Host - Microbe interactions in Parkinson's using a Caenorhabditis elegans (C. elegans)- Escherichia coli (E. coli) Holobiont Model

PhD project strategic theme: Bioscience for an integrated understanding of health

Parkinson's disease (PD) is a progressive neurological disorder that manifest itself through its gradual degenerative effects on the motor system of the nervous system. This clinical manifestation is pathologically derived from the abnormal accumulation and misfolding of a- Synuclein (aS), forming neurotoxic insoluble amyloid fibrils in Lewy bodies. This leads to the degradation of dopamine producing neurons in the substantia nigra of the brain. Resulting in the development of the still incurable and second most prevalent neurodegenerative disease, PD which is more prevalent amongst the ageing population, of above 65 years of age.

Recent research provides evidence that signals peripheral to the central nervous system, particularly from the gastrointestinal tract and gut microbiota, are involved in the progression of PD. For example, aS pathology begins in peripheral tissues such as in the intestines and gradually spreads to multiple brain regions.

The human gastrointestinal tract encompasses the densest microbial symbiotic ecosystem within the body. Altogether, these microbes which primarily constitute of bacteria produces over a 100 times more protein-coding genes than the human genome. Recently, cumulative evidence suggests that microbes harbored in the gastrointestinal tract are fundamental to the development and health of their host. For they aid in vitamin biosynthesis, improved energy and nutrient uptake through various metabolic pathways, and alleviate intestinal pathogen infections by helping develop and maturate the immune system providing a competitive environment for resources. The gut microbiota has also been shown to impact brain function by producing metabolites that enter the bloodstream. However, how gut bacteria affect aS aggregation is still unclear.

To investigate the effect of microbiota in PD, we will use, Caenorhabditis elegans (C. elegans) as a model to demonstrate aS aggregation. C. elegans is an ideal model because its gut microbiota can be precisely controlled to study physiological processes at both the single-species and single-gene levels, and C. elegans has been validated as a valuable model of studying molecular mechanisms of Parkinson's disease and protein aggregation.
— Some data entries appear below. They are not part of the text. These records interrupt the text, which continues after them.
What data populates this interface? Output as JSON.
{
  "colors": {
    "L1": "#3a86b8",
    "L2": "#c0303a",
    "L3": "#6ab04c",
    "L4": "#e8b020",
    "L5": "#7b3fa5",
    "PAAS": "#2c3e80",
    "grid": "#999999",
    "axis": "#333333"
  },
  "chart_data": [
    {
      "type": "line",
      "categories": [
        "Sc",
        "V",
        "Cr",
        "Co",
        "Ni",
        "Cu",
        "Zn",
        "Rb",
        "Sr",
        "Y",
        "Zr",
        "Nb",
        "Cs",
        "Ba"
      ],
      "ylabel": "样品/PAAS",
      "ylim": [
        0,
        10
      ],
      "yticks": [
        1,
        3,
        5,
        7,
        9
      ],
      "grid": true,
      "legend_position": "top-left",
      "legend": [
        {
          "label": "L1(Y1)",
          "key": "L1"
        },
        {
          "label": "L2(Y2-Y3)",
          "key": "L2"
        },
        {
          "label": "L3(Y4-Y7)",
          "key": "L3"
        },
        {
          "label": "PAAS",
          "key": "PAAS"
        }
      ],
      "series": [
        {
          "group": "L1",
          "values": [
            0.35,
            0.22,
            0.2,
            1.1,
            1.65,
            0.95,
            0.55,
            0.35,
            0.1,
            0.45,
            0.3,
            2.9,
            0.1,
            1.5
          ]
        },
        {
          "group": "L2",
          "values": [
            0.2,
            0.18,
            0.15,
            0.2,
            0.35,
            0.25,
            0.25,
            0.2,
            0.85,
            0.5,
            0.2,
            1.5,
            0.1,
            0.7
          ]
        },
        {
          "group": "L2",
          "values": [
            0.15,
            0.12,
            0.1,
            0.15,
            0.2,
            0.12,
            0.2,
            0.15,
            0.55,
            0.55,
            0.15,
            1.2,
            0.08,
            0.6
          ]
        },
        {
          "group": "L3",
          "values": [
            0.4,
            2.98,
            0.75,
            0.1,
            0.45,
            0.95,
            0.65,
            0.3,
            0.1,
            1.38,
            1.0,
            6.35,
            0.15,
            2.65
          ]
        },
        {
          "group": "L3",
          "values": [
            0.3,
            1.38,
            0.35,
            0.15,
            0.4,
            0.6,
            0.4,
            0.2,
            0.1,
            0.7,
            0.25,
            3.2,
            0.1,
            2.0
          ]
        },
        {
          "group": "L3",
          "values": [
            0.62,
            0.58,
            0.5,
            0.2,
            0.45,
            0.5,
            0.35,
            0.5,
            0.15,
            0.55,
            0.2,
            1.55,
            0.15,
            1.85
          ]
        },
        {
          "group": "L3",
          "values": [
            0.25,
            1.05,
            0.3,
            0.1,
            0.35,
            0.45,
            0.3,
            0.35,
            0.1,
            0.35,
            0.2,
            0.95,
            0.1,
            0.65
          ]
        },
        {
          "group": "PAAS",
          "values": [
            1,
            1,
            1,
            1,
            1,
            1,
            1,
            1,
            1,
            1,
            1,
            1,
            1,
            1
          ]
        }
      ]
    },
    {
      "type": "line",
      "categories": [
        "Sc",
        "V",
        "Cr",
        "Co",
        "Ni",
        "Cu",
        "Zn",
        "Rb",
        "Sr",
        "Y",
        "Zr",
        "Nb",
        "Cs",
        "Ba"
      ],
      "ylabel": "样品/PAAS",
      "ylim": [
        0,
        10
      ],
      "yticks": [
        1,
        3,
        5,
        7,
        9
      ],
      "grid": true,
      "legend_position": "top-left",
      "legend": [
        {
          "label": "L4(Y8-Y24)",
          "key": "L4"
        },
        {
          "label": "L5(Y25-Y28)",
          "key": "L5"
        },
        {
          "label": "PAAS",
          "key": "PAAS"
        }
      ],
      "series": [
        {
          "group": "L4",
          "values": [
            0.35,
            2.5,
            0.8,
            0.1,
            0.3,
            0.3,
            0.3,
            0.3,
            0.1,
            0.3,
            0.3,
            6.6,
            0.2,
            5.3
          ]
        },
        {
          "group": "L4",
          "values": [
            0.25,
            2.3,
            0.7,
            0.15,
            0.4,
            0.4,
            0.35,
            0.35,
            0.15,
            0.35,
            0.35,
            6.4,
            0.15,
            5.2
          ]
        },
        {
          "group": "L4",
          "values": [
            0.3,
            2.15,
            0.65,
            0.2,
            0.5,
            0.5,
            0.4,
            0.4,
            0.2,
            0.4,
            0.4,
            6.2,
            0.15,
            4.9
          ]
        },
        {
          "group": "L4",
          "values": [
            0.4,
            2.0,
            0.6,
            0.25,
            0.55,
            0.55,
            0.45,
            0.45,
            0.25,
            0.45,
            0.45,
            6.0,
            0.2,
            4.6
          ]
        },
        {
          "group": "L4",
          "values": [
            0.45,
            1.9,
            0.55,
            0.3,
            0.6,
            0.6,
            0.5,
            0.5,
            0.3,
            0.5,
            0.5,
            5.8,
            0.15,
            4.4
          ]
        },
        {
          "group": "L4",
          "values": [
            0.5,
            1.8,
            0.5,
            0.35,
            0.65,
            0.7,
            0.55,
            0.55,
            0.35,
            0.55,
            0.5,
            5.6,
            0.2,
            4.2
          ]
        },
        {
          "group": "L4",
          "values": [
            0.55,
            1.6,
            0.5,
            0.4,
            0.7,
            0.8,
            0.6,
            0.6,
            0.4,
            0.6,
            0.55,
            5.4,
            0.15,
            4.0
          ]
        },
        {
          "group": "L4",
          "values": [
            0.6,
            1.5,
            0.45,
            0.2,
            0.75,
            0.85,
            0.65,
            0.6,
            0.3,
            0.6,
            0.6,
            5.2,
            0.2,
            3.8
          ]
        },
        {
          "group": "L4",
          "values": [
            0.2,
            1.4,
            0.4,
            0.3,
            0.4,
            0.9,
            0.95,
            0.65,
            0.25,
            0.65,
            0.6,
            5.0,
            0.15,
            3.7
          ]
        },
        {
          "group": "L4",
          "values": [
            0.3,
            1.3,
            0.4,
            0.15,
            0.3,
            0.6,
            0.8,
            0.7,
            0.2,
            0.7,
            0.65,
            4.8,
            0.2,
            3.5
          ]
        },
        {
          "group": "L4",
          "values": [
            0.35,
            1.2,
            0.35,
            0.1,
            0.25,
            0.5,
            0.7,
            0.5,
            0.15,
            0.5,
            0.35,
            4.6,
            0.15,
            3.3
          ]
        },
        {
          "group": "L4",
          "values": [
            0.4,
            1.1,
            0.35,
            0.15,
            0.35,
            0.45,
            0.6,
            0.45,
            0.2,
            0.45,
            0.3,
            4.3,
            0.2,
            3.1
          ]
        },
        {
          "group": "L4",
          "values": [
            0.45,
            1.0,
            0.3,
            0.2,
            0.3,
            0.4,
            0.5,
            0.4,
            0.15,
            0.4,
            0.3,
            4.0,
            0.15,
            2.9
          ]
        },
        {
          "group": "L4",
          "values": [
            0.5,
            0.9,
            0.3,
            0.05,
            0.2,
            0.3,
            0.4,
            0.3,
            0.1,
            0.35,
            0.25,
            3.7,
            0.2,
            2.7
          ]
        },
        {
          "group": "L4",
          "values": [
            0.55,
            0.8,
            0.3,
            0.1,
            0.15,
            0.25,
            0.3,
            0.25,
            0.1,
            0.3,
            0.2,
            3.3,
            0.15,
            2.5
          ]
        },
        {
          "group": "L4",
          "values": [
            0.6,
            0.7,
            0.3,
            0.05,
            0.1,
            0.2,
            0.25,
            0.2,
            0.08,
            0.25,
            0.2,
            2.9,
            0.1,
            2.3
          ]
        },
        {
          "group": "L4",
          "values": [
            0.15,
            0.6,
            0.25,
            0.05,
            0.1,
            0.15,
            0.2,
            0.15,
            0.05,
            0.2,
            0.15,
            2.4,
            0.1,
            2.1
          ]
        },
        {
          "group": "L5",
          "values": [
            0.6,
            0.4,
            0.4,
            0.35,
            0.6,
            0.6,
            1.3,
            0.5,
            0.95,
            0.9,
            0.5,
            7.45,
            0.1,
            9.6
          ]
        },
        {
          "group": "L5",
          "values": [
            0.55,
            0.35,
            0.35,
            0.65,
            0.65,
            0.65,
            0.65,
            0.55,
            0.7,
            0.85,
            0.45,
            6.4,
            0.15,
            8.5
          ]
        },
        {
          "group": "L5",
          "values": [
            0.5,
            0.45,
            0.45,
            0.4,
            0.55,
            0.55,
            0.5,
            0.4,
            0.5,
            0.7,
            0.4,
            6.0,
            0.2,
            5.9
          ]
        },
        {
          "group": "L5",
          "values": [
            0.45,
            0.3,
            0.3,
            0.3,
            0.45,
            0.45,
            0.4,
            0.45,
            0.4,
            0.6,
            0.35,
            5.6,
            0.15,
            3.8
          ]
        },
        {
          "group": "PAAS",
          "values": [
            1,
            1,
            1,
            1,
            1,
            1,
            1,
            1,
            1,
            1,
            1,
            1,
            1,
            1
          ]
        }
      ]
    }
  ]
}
Using a well-established C. elegans model of PD that expresses human aS in muscle cells. Phenotypic assays will be employed through the application of the E. coli KEIO Knockout Collection for all nonessential genes and the Phenomic Microarrays technology (Biolog), to respectively reveal the effects of bacterial genetic impairment and nutritional supplementation on the physiology of aS worms. Then, to further unravel the mechanisms underlying these interactions in the context of aS aggregation in the worms, RNA Sequencing, metabolomics, fluorescence recovery after photobleaching (FRAP), atomic force microscopy (AFM) and many more techniques will be employed for biological and biophysical characterisation of aS aggregation.

Ultimately, host - microbe interactions in the context of aS could help to elucidate the processes involved in the protein aggregation associated in PD.